Given an arbitrary ransom note string and another string containing letters from all the magazines, write a function that will return true if the ransom note can be constructed from the magazines ; otherwise, it will return false.

Each letter in the magazine string can only be used once in your ransom note.
Note:
You may assume that both strings contain only lowercase letters.
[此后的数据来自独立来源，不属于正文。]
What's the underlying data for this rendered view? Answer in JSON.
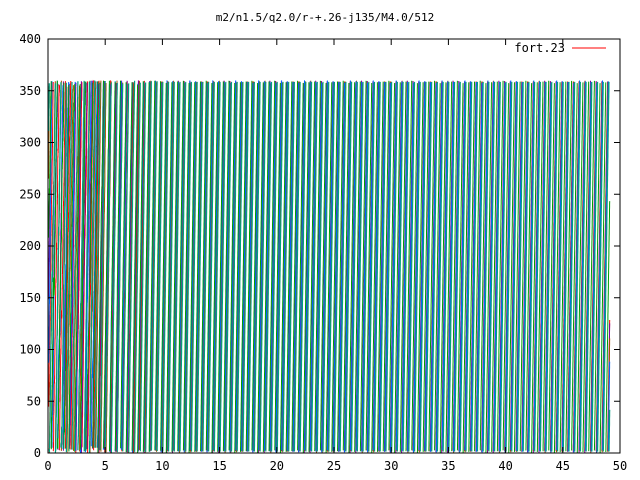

canConstruct("a", "b") -> false
canConstruct("aa", "ab") -> false
canConstruct("aa", "aab") -> true

python解法

我觉得这三种其实思路都是一样的，只是在代码编写方面不同，第二种和第三种代码编写方式要好很多，速度也更快，学习到了许多

使用字典

class Solution(object):
    def canConstruct(self, ransomNote, magazine):
        """
        :type ransomNote: str
        :type magazine: str
        :rtype: bool
        """
        dic = {}
        for i in magazine:
            if i in dic:
                dic[i] += 1
            else:
                dic[i] = 1
                
        for j in ransomNote:
            if j in dic:
                dic[j] -= 1
                if dic[j] < 0:
                    return False
            else:
                return False
        return True

使用 python 的 set 和 count()

class Solution(object):
    def canConstruct(self, ransomNote, magazine):
        """
        :type ransomNote: str
        :type magazine: str
        :rtype: bool
        """
        for i in set(ransomNote):
            if ransomNote.count(i) > magazine.count(i):
                return False
        return True

使用 collections.Counter()

def canConstruct(self, ransomNote, magazine):
    return not collections.Counter(ransomNote) - collections.Counter(magazine)